Das Rezept heißt sparen, schützen, sanieren.

Wasserschutzgebiet oder Wasserschmutzgebiet?

Eine wertvolle Hilfe ist die Rückbesinnung auf die Vorbilder der Natur. Dort, wo früher natürliche Landschaften mit funktionierenden Gewässersystemen zu finden waren, war in aller Regel auch eine hohe Ästhetik und Harmonie spürbar. Viele Städte verdanken dem Wasser die Qualität und Originalität ihres Stadtbildes: Venedig, Amsterdam, Bergen, Freiburg, Rio de Janeiro, San Francisco, Chicago, Detroit, Aachen, Friedrichshafen, Konstanz, Hamburg und Baden-Baden – zum Beispiel.

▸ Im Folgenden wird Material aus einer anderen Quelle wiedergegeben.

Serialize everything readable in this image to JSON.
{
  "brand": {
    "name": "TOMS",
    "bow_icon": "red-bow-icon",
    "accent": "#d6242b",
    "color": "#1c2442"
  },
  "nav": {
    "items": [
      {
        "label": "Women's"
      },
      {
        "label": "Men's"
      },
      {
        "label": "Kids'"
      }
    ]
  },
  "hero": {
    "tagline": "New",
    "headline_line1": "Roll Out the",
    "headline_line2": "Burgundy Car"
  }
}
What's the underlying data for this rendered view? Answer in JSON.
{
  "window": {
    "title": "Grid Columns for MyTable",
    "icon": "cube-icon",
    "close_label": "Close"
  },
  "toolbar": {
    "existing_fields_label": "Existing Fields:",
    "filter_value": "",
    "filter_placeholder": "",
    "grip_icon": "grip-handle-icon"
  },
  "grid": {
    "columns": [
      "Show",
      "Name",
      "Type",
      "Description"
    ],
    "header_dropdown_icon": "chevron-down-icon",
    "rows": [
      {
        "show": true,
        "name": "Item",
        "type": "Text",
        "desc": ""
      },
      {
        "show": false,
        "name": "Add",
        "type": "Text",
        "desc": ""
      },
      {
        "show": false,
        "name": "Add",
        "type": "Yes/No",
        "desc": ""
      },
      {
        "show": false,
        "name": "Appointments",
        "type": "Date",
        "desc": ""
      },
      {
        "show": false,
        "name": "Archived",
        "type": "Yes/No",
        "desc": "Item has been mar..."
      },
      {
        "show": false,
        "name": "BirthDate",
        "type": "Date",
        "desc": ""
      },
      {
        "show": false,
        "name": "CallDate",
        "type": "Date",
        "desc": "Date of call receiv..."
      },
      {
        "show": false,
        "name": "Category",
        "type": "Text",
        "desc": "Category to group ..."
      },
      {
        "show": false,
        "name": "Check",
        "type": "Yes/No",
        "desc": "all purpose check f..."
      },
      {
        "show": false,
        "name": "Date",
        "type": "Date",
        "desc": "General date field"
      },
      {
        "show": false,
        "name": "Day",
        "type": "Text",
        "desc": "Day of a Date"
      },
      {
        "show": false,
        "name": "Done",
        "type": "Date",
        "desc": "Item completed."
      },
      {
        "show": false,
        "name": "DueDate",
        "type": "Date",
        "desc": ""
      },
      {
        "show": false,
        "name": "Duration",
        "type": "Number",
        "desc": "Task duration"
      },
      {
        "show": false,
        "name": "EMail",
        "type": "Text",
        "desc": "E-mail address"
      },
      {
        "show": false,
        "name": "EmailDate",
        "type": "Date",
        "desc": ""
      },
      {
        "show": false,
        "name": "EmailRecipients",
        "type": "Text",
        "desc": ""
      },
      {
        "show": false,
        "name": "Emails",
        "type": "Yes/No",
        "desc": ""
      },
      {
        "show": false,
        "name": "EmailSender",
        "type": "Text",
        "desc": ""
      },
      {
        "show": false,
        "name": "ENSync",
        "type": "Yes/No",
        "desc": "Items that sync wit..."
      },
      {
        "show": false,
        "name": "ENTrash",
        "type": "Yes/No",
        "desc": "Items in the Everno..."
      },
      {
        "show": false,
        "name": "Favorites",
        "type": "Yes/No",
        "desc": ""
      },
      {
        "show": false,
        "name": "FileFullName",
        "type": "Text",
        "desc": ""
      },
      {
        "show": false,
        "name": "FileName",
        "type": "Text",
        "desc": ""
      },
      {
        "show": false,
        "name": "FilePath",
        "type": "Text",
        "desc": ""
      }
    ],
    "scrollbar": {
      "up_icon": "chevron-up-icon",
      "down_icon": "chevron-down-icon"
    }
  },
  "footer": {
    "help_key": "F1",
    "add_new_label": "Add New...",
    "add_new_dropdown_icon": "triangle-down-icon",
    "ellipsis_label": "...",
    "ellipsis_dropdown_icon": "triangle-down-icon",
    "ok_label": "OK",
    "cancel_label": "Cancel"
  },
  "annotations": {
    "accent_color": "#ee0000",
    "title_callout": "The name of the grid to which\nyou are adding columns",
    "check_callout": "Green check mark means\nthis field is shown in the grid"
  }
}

Wasser hat einen großen Einfluss auf das Stadtklima und damit auch auf das Wohlbefinden und die Psyche seiner Bewohner. Architekten werden wieder verstehen lernen, dass abfließendes Regenwasser nicht versteckt werden muss. Sein Perlen, sein Strömen kann als natürliches Kunstwerk begriffen werden. Wellenspiele und Lichtreflexionen ermöglichen Stadtbewohnern eine emotionale und bewusste Beziehung zum Naturelement Wasser.

In unseren Stadtbildern der Zukunft sollten Wasserkunstwerke wieder öffentliche Plätze, Gärten und Parks bereichern, offene Rinnen, die mit Regenwasser betrieben werden oder auch Teile des Abwassersystems sind, können –wie in Freiburg schon lange – der Verkehrsberuhigung dienen.

Eine verantwortliche Wasserpolitik muss so konzipiert sein, dass wir unseren Kindern einmal guten Gewissens sagen können: Kinder, das ist euer Wasser! Ihr könnt wieder in den Flüssen baden und schwimmen. In den Flüssen gibt es wieder viele Fische. Und die Fische sind auch nicht mehr krank. Denn wir haben inzwischen gelernt, dass das, was die Fische krank macht, auch die Menschen krank macht.

Wir sollten mit unseren Kindern symbolisch einen Wasser-Generationenvertrag schließen. Wir haben das Wasser nicht von unseren Eltern geerbt – wir haben es von unseren Kindern geliehen.

Für alle Menschen aller Generationen gilt die Erkenntnis: Wasser ist Glück, Wasser ist Wohlstand. Wasser ist aber auch Freiheit, Gerechtigkeit und Geborgenheit.

„Stirbt der Fluss, stirbt das Volk“, sagt ein brasilianisches Sprichwort. Genauso gilt aber auch: Lebt der Fluss, lebt das Volk. Wir haben die Wahl.